「っ……ナオト! 早く開けろ! 人が来ちゃうだろ!?」
「待って! これ難しい!」
「早く!」
僕達ハ──コウシナキャ生キテイケナイ──。
荒廃した世界。貧富の差は広がり、金持ちが権力を握る。一部の人間は、犯罪に手を染めることでしか、生きることが許されなかった。
争いが絶えず、皆が傷付け合う日々。それでも、生きる為に笑う。生きる為に欺く。あまりにも、弱い。
僕は、後者だ。
「──あれ?」
開かない。
店の扉をガンガンと叩いてみる。カードキーを通す場所と、幾つもの見慣れないボタン。小さな店なのに、セキュリティはしっかりしている。
“面倒だな”
横ではツカサが『早く早く』と急かしてくる。
……こういうことは、あまりやりたくないんだけれど。
「違う。ナオト。ロックはこうやって開けるんだ」
「ムラサキ……」
「俺がやる。お前はそこで見てろ。きっと、役に立つ。覚えておけ」
「わ、分かった」
“簡単なロックなら、直ぐに開けられるのに”
慣れた手つきで解除を始める。
「──よし!」
ムラサキが最後のボタンを押す。カチッと小さな音がすると同時に、寄り掛かっていた扉が開いた。
“凄い──! こんな、こんな短時間で──”
誰もいないのを確認して、僕とムラサキが中に入る。ツカサは外で見張り役だ。
「ナオト。レジを開けろ」
「えっ、あっ、はい……」
“お金、盗むのかな”
さっきのロックに比べたら、随分簡単そうな造り。
“これなら!”
ガチャガチャと弄る。
“此処をこうして、こっちを……”
カチャ。
「よしっ!」
思わず声を上げる。いとも簡単に開いたレジ。中身は?
「……無い」
レジの中は空っぽだった。
“それもそうか、営業はとっくに終わってるんだから。持ち帰った後、だよな。”
「あったか?」
「無いよ」
「だろうな」
“分かってるんなら開けさせるんじゃないよ……”
少しふくれて見せる。
「怒るな。見付かるとまずい。

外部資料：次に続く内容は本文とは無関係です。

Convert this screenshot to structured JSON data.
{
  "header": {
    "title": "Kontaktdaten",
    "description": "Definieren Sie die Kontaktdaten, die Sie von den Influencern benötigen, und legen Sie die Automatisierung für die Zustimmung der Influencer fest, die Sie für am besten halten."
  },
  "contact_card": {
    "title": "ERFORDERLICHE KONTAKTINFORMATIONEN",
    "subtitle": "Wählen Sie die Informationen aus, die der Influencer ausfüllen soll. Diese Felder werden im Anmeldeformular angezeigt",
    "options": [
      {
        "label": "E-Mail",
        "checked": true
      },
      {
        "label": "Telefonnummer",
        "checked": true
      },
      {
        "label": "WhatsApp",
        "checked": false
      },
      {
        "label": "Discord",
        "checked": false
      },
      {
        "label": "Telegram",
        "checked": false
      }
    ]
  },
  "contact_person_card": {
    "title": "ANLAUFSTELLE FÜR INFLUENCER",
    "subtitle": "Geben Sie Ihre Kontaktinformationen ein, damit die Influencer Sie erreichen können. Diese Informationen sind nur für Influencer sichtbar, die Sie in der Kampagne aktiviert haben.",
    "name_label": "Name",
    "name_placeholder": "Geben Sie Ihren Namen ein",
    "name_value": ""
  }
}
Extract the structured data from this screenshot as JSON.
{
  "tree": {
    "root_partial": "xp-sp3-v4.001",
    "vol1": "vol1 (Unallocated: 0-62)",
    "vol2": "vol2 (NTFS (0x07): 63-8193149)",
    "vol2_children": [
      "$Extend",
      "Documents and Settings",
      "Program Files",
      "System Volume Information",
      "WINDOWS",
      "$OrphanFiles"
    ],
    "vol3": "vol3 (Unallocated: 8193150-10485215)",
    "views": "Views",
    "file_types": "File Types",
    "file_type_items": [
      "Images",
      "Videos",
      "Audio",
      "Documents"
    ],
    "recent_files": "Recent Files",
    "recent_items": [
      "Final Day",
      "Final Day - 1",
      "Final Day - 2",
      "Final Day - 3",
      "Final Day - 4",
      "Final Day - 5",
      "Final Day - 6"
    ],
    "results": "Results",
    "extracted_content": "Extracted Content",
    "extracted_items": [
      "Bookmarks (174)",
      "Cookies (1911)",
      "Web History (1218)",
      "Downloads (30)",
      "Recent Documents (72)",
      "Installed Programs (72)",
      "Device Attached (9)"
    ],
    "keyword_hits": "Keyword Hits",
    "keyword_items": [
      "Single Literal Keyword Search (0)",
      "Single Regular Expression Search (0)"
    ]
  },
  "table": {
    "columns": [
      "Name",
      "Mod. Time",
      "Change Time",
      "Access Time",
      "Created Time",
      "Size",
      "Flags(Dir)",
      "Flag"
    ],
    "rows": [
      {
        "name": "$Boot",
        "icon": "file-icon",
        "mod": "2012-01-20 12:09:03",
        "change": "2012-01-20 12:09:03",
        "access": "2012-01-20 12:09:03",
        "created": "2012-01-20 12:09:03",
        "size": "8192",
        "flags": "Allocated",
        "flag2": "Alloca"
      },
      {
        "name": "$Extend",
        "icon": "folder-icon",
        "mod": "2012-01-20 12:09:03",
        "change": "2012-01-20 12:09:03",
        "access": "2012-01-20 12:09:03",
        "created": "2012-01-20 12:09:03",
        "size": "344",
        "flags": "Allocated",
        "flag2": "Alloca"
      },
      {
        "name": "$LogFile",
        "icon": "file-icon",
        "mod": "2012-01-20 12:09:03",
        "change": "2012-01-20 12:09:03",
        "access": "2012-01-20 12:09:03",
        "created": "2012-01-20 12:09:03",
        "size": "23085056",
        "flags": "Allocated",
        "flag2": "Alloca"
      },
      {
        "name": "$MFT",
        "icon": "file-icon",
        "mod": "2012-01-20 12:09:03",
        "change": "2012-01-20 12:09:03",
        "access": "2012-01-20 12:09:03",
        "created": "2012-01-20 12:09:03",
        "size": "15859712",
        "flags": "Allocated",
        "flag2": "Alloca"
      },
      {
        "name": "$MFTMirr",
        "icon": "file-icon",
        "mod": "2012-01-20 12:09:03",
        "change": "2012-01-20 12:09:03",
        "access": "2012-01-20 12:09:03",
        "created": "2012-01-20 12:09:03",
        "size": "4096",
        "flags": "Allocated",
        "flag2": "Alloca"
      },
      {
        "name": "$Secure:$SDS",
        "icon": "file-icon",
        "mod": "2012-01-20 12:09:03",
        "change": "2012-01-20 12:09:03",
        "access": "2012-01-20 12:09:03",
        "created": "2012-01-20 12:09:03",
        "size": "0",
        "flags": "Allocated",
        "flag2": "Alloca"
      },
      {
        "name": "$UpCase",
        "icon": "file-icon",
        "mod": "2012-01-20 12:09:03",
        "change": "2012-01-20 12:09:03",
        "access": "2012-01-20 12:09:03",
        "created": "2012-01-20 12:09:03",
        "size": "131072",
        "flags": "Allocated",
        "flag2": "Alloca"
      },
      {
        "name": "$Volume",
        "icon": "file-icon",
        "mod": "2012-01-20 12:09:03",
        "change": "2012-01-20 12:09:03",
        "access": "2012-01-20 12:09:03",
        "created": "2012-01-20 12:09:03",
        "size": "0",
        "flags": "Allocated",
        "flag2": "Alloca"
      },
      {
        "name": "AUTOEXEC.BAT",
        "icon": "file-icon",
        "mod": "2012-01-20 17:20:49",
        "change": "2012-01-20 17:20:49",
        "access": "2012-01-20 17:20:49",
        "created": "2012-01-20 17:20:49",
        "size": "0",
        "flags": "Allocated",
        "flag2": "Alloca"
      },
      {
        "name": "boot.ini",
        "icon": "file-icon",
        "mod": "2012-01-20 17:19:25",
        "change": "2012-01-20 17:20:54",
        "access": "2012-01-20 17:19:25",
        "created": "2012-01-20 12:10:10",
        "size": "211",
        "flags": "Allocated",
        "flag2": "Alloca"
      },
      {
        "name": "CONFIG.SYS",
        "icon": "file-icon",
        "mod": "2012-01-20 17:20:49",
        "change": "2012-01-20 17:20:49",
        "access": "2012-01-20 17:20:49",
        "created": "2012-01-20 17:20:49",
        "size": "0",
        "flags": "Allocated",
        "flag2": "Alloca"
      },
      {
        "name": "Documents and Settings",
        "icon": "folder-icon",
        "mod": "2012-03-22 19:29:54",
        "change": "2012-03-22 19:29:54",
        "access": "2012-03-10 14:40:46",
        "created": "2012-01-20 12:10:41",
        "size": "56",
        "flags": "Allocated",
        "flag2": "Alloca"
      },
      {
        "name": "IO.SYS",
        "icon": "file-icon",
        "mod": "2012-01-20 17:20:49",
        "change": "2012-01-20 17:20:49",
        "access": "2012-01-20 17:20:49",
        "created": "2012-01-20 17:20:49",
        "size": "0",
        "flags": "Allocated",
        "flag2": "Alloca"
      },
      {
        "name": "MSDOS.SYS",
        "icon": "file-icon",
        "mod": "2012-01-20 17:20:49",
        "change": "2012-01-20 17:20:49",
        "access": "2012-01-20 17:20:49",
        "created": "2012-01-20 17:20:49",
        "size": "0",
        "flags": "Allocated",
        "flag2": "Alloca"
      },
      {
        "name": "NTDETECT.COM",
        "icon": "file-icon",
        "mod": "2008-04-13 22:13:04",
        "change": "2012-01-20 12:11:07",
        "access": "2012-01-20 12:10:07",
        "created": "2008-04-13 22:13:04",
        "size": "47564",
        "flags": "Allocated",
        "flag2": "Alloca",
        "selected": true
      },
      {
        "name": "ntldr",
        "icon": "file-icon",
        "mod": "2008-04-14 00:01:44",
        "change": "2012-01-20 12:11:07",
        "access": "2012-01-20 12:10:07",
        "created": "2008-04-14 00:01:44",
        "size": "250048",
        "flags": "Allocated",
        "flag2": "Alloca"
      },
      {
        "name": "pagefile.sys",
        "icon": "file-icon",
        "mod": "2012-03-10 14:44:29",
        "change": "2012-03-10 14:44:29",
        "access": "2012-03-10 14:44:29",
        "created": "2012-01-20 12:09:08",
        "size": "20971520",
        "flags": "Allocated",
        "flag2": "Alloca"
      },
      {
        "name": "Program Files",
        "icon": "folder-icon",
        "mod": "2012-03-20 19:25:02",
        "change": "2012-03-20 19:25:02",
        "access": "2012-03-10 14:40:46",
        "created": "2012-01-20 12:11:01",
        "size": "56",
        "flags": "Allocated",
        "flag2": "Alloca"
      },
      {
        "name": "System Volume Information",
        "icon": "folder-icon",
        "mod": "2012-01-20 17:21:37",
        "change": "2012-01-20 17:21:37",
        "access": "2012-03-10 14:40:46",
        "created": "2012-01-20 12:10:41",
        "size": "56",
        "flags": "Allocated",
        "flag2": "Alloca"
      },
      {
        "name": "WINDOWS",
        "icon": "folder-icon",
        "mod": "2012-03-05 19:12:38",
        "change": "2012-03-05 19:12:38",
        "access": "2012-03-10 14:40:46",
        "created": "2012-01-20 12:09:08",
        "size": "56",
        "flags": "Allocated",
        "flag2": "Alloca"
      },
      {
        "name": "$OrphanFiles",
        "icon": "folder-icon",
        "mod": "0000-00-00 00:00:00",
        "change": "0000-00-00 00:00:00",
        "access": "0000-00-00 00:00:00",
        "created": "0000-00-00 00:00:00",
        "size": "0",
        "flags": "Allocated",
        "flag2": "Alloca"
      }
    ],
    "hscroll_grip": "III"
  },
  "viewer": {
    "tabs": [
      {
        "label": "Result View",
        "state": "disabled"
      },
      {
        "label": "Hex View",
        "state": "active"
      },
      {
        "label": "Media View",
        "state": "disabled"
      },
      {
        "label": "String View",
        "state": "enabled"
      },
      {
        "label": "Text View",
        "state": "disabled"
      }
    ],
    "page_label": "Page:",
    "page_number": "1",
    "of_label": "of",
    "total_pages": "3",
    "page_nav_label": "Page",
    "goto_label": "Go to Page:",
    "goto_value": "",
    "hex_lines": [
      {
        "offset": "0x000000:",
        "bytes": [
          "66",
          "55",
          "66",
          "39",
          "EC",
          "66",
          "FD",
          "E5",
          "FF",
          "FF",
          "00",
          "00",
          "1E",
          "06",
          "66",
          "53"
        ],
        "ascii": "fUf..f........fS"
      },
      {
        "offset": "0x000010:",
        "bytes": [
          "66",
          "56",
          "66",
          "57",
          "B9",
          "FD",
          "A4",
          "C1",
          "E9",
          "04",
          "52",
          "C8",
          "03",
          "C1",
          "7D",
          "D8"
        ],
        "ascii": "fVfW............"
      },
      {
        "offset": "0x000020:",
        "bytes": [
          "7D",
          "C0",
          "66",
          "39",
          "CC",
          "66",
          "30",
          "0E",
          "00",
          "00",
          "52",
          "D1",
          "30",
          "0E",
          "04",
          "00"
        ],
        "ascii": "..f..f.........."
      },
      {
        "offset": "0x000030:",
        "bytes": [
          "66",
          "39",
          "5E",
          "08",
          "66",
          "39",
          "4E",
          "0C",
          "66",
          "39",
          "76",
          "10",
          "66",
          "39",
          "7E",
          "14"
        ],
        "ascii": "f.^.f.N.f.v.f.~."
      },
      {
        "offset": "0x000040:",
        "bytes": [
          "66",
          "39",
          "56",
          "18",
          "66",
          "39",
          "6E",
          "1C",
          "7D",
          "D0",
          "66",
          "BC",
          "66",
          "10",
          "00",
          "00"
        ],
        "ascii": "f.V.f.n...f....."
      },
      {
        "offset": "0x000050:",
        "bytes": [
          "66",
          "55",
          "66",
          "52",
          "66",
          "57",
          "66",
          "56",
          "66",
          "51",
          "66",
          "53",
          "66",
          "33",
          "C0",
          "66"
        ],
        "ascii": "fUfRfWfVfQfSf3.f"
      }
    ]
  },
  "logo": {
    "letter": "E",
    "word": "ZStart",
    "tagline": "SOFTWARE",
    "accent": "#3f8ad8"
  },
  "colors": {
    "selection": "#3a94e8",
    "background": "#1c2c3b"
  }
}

出るぞ」
「……はいはい」
すると、いきなりドアが開いた。
「たっ、大変だ! 人が、人が来る!」
ツカサが慌てて近付いてくる。
「!?」
コツコツ──
店の人間が見回りにでも来たのか、足音は徐々に近づいて来た。
「隠れろ!」
ムラサキに言われて身を潜める。
“くそっ! 絶対、見付かるもんか──!”
「誰か、いるのか──?」
いつ見付かるか分からない状況に、頭の中で心音が響く。
“そういえば、ツカサ……は?”
「あっ……!」
ドサッ
“ツ、ツカサ!”
「誰だ!?」
男が振り返った目線の先には、お店の籠を倒したツカサがいた──。
「やば……っ」
「何だお前! 何してるんだ!」
「逃げろ!」
ムラサキの声を聞いてツカサが走り出した。
“くそっ! 何で見付かっちまったんだ!”
「他にもいるのか! 何処だ! 出てこい!」
「……っ……静かにして下さい──」
ブス──ッ。
何かを刺す音。少し、鈍い。
一瞬、ムラサキの手に、何か細くて光る物が見えた気がした。
この日、帰った僕達はたっぷり姉のシオリに怒られたんだ。泣きながら、『心配したんだよ』と。
ズキズキと、胸が痛んだ。
あれから月日は経って。
「僕に開けさせて下さい! お願いします!」
「……頼んだよ、ナオト!」
あの時開ける事が出来なかった、店のセキュリティシステム。今目の前にある、この扉のセキュリティは、あれよりきっと、遥かに難しいんだろう。
あの時の店主は、死亡したとニュースで見た。ムラサキは、俺たちを残して消えた。シオリは、病に倒れた。
僕を守ってくれる人は、もういない。代わりに、僕に守る人が居る。
“大丈夫、きっと……出来る!”
『キット、役ニ立ツ──』
“ホントだよムラサキ。アンタの言う通り……『役に立つ』日が来た──”
僕は、大切な人を守る事が出来なかった。どんなに頑張っても、ムラサキの様に強くもなれなかった。全部全部、大切なモノは手の中をすり抜けていって。
一つ一つ、ボタンを押す。
“これならいける、かも! ムラサキ、アンタにはまた助けられたよ──”
今は、捕らわれたツカサの為に。僕は此処を絶対に開ける。
誰も死なせず、誰も殺さず、どんなに難しくても、必ずやり遂げるから。